Through over 500 documents including photographs, films, paintings and drawings, Paris’ Centre Pompidou is currently offering its visitors a retrospective of French master photographer Henri Cartier-Bresson‘s impressive and celebrated oeuvre, the first to be exhibited in Europe after his death, occurred on 3 August 2004. This unmissable show opened last 12 February, and will run through 9 June—all details can be found here.

The Decisive Moment is the title of the English edition of Cartier-Bresson’s photobook originally titled Images à la Sauvette (Images On the Run), published in France in 1952. The book’s preface opens with a quote by Cardinal de Retz: “There is nothing in this world that does not have a decisive moment.” In the text, Henri Cartier-Bresson describes his conception of photography briefly, but touching all its key aspects (color, technique, composition, sequence, etc.). Today, we present an excerpt from the chapter in The Decisive Moment‘s preface regarding composition, which more than any other part of the text deals with Cartier-Bresson’s sometimes misinterpreted and misquoted idea of decisive moment.

© Henri Cartier-Bresson
Martine Franck, Paris, France, 1967, Collection Eric et Louise Franck, Londres © Henri Cartier-Bresson / Magnum Photos, courtesy Fondation Henri Cartier-Bresson

If a photograph is to communicate its subject in all its intensity, the relationship of forms must be rigorously established. Photography implies the recognition of a rhythm in the world of real things. What the eye does is to find and focus on the particular subject within the mass of reality; what the camera does is simply to register upon film the decision made by the eye.

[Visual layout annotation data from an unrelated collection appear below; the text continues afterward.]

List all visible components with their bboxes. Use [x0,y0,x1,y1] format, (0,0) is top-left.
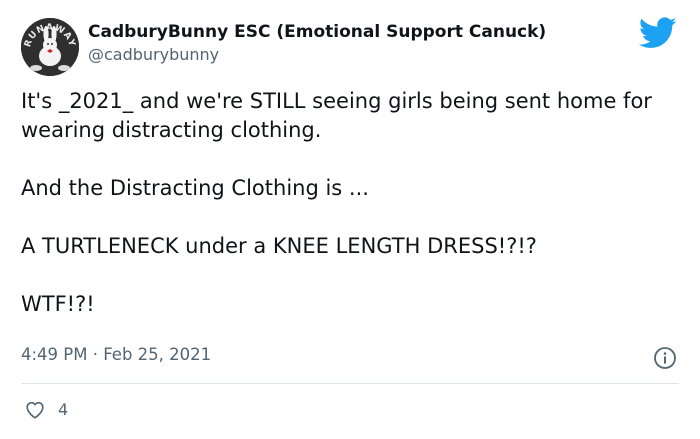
tweet-timestamp[interactable]: 4:49 PM · Feb 25, 2021 [21,344,211,366]
display-name[interactable]: CadburyBunny ESC (Emotional Support Canu… [88,22,546,42]
twitter-bird-icon[interactable] [639,17,677,49]
user-handle[interactable]: @cadburybunny [88,45,219,65]
divider [21,383,679,384]
avatar-image: RUNAWAY [21,18,79,76]
like-count: 4 [58,400,69,419]
tweet-text: It's _2021_ and we're STILL seeing girls… [21,87,671,319]
tweet-paragraph: WTF!?! [21,292,95,316]
like-button[interactable]: 4 [24,399,68,421]
tweet-card: RUNAWAY CadburyBunny ESC (Emotional Supp… [0,0,700,439]
tweet-paragraph: A TURTLENECK under a KNEE LENGTH DRESS!?… [21,234,537,258]
tweet-paragraph: And the Distracting Clothing is ... [21,176,369,200]
avatar[interactable]: RUNAWAY [21,18,79,76]
heart-icon[interactable] [24,399,46,421]
info-icon[interactable] [653,346,677,370]
tweet-actions: 4 [24,398,68,422]
tweet-paragraph: It's _2021_ and we're STILL seeing girls… [21,89,659,142]
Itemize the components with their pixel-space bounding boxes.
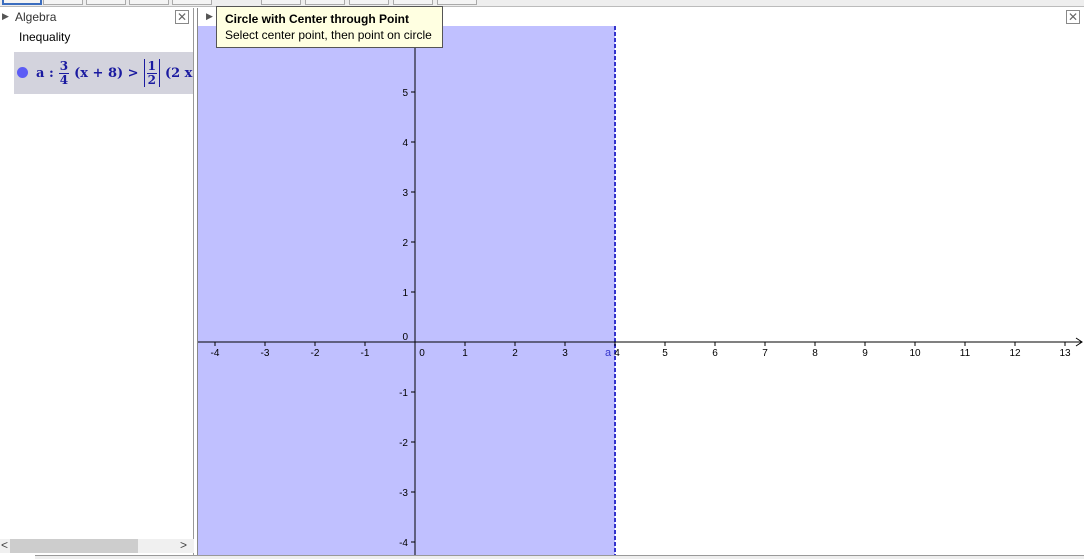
y-tick-label: 1: [402, 288, 408, 299]
x-tick-label: -4: [211, 348, 220, 359]
algebra-object-a[interactable]: a : 34 (x + 8) > 12 (2 x: [14, 52, 193, 94]
x-tick-label: 5: [662, 348, 668, 359]
tool-button[interactable]: [349, 0, 389, 5]
scroll-left-icon[interactable]: <: [1, 538, 8, 552]
horizontal-scrollbar[interactable]: < >: [0, 538, 194, 553]
fraction: 34: [58, 58, 70, 87]
scroll-thumb[interactable]: [10, 539, 138, 553]
x-tick-label: -1: [361, 348, 370, 359]
algebra-view: ▶ Algebra ✕ Inequality a : 34 (x + 8) > …: [0, 8, 194, 556]
y-tick-label: -4: [399, 538, 408, 549]
x-tick-label: 10: [909, 348, 921, 359]
tool-button[interactable]: [437, 0, 477, 5]
numerator: 3: [58, 58, 70, 74]
scroll-right-icon[interactable]: >: [180, 538, 187, 552]
fraction: 12: [146, 59, 157, 87]
object-name: a :: [36, 65, 54, 81]
absolute-value: 12: [143, 59, 160, 87]
x-tick-label: 1: [462, 348, 468, 359]
denominator: 4: [59, 72, 69, 87]
x-tick-label: 4: [614, 348, 620, 359]
graphics-view[interactable]: ▶ ✕ -4 -3 -2 -1 0 1 2 3 4 5 6 7 8 9 10 11 12 13 -4 -3 -2 -1 0 1…: [197, 8, 1084, 556]
x-tick-label: 8: [812, 348, 818, 359]
tool-button[interactable]: [261, 0, 301, 5]
tool-button[interactable]: [393, 0, 433, 5]
y-tick-label: 5: [402, 88, 408, 99]
y-tick-label: -1: [399, 388, 408, 399]
x-tick-label: -3: [261, 348, 270, 359]
x-tick-label: 6: [712, 348, 718, 359]
bottom-bar: [35, 555, 1084, 559]
x-tick-label: 2: [512, 348, 518, 359]
y-tick-label: 3: [402, 188, 408, 199]
tooltip-text: Select center point, then point on circl…: [225, 28, 432, 42]
y-tick-label: -3: [399, 488, 408, 499]
x-tick-label: 9: [862, 348, 868, 359]
tool-button[interactable]: [2, 0, 42, 5]
expand-triangle-icon[interactable]: ▶: [206, 11, 213, 22]
boundary-label: a: [605, 347, 612, 359]
category-inequality[interactable]: Inequality: [19, 30, 70, 44]
close-icon[interactable]: ✕: [175, 10, 189, 24]
y-tick-label: 2: [402, 238, 408, 249]
visibility-toggle-dot[interactable]: [17, 67, 28, 78]
x-tick-label: 0: [419, 348, 425, 359]
tool-button[interactable]: [129, 0, 169, 5]
close-icon[interactable]: ✕: [1066, 10, 1080, 24]
algebra-title: Algebra: [15, 10, 57, 24]
x-tick-label: 13: [1059, 348, 1071, 359]
algebra-header: ▶ Algebra ✕: [0, 8, 193, 26]
tool-button[interactable]: [172, 0, 212, 5]
tool-button[interactable]: [86, 0, 126, 5]
graphics-canvas[interactable]: -4 -3 -2 -1 0 1 2 3 4 5 6 7 8 9 10 11 12 13-4-3-2-1012345…: [198, 26, 1084, 556]
x-tick-label: 7: [762, 348, 768, 359]
y-tick-label: -2: [399, 438, 408, 449]
expression-part: (x + 8) >: [74, 65, 139, 81]
denominator: 2: [147, 73, 156, 87]
numerator: 1: [146, 59, 157, 74]
x-tick-label: -2: [311, 348, 320, 359]
inequality-expression: a : 34 (x + 8) > 12 (2 x: [36, 56, 192, 90]
y-tick-label: 4: [402, 138, 408, 149]
y-tick-label: 0: [402, 332, 408, 343]
tool-button[interactable]: [305, 0, 345, 5]
x-tick-label: 12: [1009, 348, 1021, 359]
tooltip: Circle with Center through Point Select …: [216, 6, 443, 48]
tooltip-title: Circle with Center through Point: [225, 12, 410, 26]
expression-part: (2 x: [164, 65, 193, 81]
tool-button[interactable]: [43, 0, 83, 5]
expand-triangle-icon[interactable]: ▶: [2, 11, 9, 22]
toolbar: [0, 0, 1084, 7]
x-tick-label: 11: [960, 348, 971, 359]
x-tick-label: 3: [562, 348, 568, 359]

We look and perceive a photograph as we do a painting, in its entirety and all in one glance. In a photograph, composition is the result of a simultaneous coalition, the organic coordination of elements seen by the eye. One does not add composition as though it were an afterthought superimposed on the basic subject material, since it is impossible to separate content from form. Composition must have its own inevitability about it.

In photography there is a new kind of plasticity, the product of instantaneous lines made by movements of the subject. We work in unison with movement as though it were a presentiment on the way in which life itself unfolds. But inside movement there is one moment at which the elements in motion are in balance.

Photography must seize upon this moment and hold immobile the equilibrium of it.

© Henri Cartier-Bresson
Derrière la gare Saint-Lazare, Paris, France, 1932, Bibliothèque nationale de France, Paris © Henri Cartier-Bresson / Magnum Photos, courtesy Fondation Henri Cartier-Bresson

The photographer’s eye is perpetually evaluating. A photographer can bring coincidence of line simply by moving his head a fraction of a millimeter. He can modify perspectives by a slight bending of the knees. By placing the camera closer to or farther from the subject, he draws a detail – and it can be subordinated, or it can be tyrannized by it. But he composes a picture in very nearly the same amount of time it takes to click the shutter, at the speed of a reflex action.

Sometimes it happens that you stall, delay, wait for something to happen. Sometimes you have the feeling that here are all the makings of a picture – except for just one thing that seems to be missing. But what one thing? Perhaps someone suddenly walks into your range of view. You follow his progress through the viewfinder. You wait and wait, and then finally you press the button – and you depart with the feeling (though you don’t know why) that you’ve really got something. Later, to substantiate this, you can take a print of this picture, trace it on the geometric figures which come up under analysis, and you’ll observe that, if the shutter was released at the decisive moment, you have instinctively fixed a geometric pattern without which the photograph would have been both formless and lifeless.

Finally, here is another excerpt, found elsewhere in the preface, which most succinctly summarizes Cartier-Bresson’s idea of decisive moment:

To me, photography is the simultaneous recognition, in a fraction of a second, of the significance of an event as well as of a precise organization of forms which give that event its proper expression.